À l'occasion de la Journée internationale de la femme africaine, célébrée ce 31 juillet, la Mission de l'Organisation des Nations Unies pour la stabilisation en République démocratique du Congo (MONUSCO) renouvelle son engagement en faveur du leadership féminin dans les processus de paix. À travers sa Section Genre, la Mission rappelle que les femmes ne doivent plus être perçues uniquement comme les premières victimes des conflits armés, mais également comme des actrices incontournables de la prévention des violences, de la médiation communautaire et de la consolidation d'une paix durable. Elle réaffirme par ailleurs son soutien aux initiatives portées par les femmes congolaises en vue de renforcer leur participation aux instances de prise de décision.
Alors que de nombreuses régions de l'est de la République démocratique du Congo continuent de subir les conséquences des conflits armés, la MONUSCO estime que la recherche d'une paix durable ne peut être envisagée sans une participation active des femmes. La Mission des Nations Unies rappelle que les expériences vécues par les femmes, leur proximité avec les communautés ainsi que leur capacité à promouvoir le dialogue constituent des atouts essentiels dans la prévention et la résolution des conflits. À l'occasion de la Journée internationale de la femme africaine, la Section Genre de la MONUSCO a insisté sur la nécessité de renforcer la représentation féminine dans les mécanismes de médiation, les institutions publiques, les structures communautaires ainsi que dans toutes les initiatives visant à restaurer la paix et la cohésion sociale.
Pour Nathalie Traoré, représentante de la Section Genre de la MONUSCO, les femmes doivent être reconnues comme de véritables partenaires de paix et non comme de simples bénéficiaires des programmes humanitaires ou des politiques de protection.
« Les femmes sont souvent les premières à subir les conséquences des conflits armés, mais elles sont également parmi les premières à reconstruire les familles, les communautés et le tissu social. C'est pourquoi nous encourageons leur participation pleine, égale et effective dans les mécanismes de prévention des conflits, de médiation et de consolidation de la paix. Les solutions durables aux crises que traverse la République démocratique du Congo ne pourront être trouvées que si les femmes occupent la place qui leur revient dans les espaces de décision et dans toutes les initiatives de paix. », a déclaré Nathalie Traoré, de la Section Genre de la MONUSCO.

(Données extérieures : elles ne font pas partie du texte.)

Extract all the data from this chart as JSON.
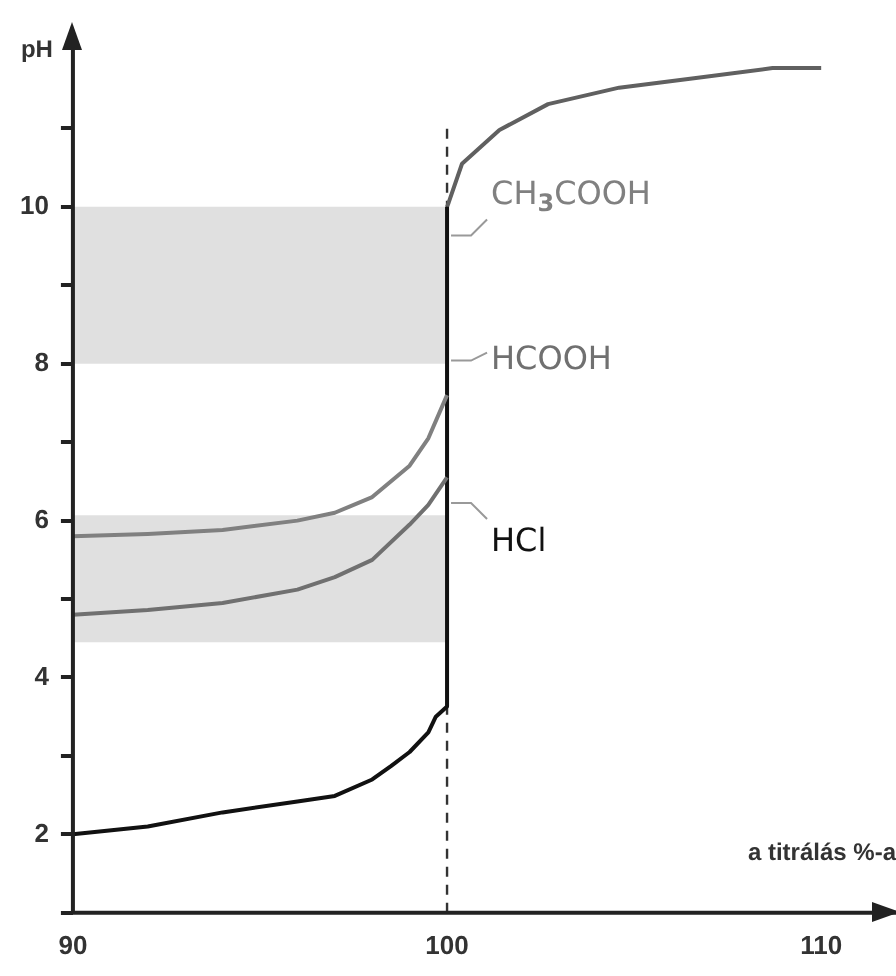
{
  "chart_data": {
    "type": "line",
    "xlabel": "a titrálás %-a",
    "ylabel": "pH",
    "xlim": [
      90,
      112
    ],
    "xticks": [
      90,
      100,
      110
    ],
    "ylim": [
      1,
      12
    ],
    "yticks": [
      {
        "value": 1,
        "label": null
      },
      2,
      {
        "value": 3,
        "label": null
      },
      4,
      {
        "value": 5,
        "label": null
      },
      6,
      {
        "value": 7,
        "label": null
      },
      8,
      {
        "value": 9,
        "label": null
      },
      10,
      {
        "value": 11,
        "label": null
      }
    ],
    "grid": false,
    "legend": false,
    "marker": "none",
    "line_style": "solid",
    "bands": [
      {
        "axis": "y",
        "from": 8,
        "to": 10,
        "color": "#e0e0e0"
      },
      {
        "axis": "y",
        "from": 4.45,
        "to": 6.07,
        "color": "#e0e0e0"
      }
    ],
    "ref_lines": [
      {
        "axis": "x",
        "value": 100,
        "color": "#333333",
        "line_style": "dashed"
      }
    ],
    "series": [
      {
        "name": "CH$_{3}$COOH",
        "color": "#808080",
        "x": [
          90,
          92,
          94,
          96,
          97,
          98,
          99,
          99.5,
          100
        ],
        "values": [
          5.8,
          5.83,
          5.88,
          6.0,
          6.1,
          6.3,
          6.7,
          7.05,
          7.6
        ]
      },
      {
        "name": "HCOOH",
        "color": "#707070",
        "x": [
          90,
          92,
          94,
          96,
          97,
          98,
          99,
          99.5,
          100
        ],
        "values": [
          4.8,
          4.86,
          4.95,
          5.12,
          5.28,
          5.5,
          5.95,
          6.2,
          6.55
        ]
      },
      {
        "name": "HCl",
        "color": "#111111",
        "x": [
          90,
          92,
          94,
          96,
          97,
          98,
          98.5,
          99,
          99.5,
          99.7,
          100,
          100
        ],
        "values": [
          2.0,
          2.1,
          2.28,
          2.42,
          2.49,
          2.7,
          2.87,
          3.05,
          3.3,
          3.5,
          3.63,
          10
        ]
      },
      {
        "color": "#606060",
        "x": [
          100,
          100.04,
          100.4,
          101.4,
          102.7,
          104.6,
          106.6,
          108.7,
          110.0
        ],
        "values": [
          10,
          10.05,
          10.55,
          10.98,
          11.31,
          11.52,
          11.64,
          11.77,
          11.77
        ]
      }
    ]
  }
}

Au-delà du plaidoyer, la Mission onusienne indique accompagner plusieurs organisations féminines à travers des formations, un appui technique et des programmes destinés à renforcer leurs capacités en matière de leadership, de médiation, de prévention des violences basées sur le genre et de participation à la gouvernance locale. Selon la MONUSCO, ces initiatives visent à permettre aux femmes de devenir des actrices influentes dans la recherche de solutions aux conflits qui affectent plusieurs provinces de la RDC, notamment dans l'Est du pays.
« La MONUSCO travaille aux côtés des organisations de femmes afin de renforcer leurs capacités, soutenir leurs initiatives locales et promouvoir leur participation aux processus de décision. Nous accompagnons des réseaux de médiatrices, des plateformes de dialogue communautaire ainsi que des projets qui favorisent le leadership féminin. Notre ambition est de voir davantage de femmes contribuer à la prévention des violences, à la réconciliation entre les communautés et à la construction d'une paix inclusive, durable et respectueuse des droits de tous. », a ajouté Nathalie Traoré.
Cette célébration intervient dans un contexte où de nombreuses organisations nationales et internationales continuent de plaider pour une application effective de la résolution 1325 du Conseil de sécurité des Nations Unies, qui reconnaît le rôle fondamental des femmes dans la prévention des conflits, les négociations de paix, la reconstruction post-conflit et la consolidation de la sécurité.
En République démocratique du Congo, où les conflits armés continuent d'affecter particulièrement les femmes et les filles, la MONUSCO estime que leur autonomisation et leur implication dans les processus décisionnels constituent des leviers indispensables pour bâtir une paix durable. À travers cet appel lancé à l'occasion de la Journée internationale de la femme africaine, la Mission invite les autorités, les partenaires et l'ensemble de la société à promouvoir une participation plus inclusive des femmes afin qu'elles puissent pleinement contribuer à la stabilité et au développement du pays.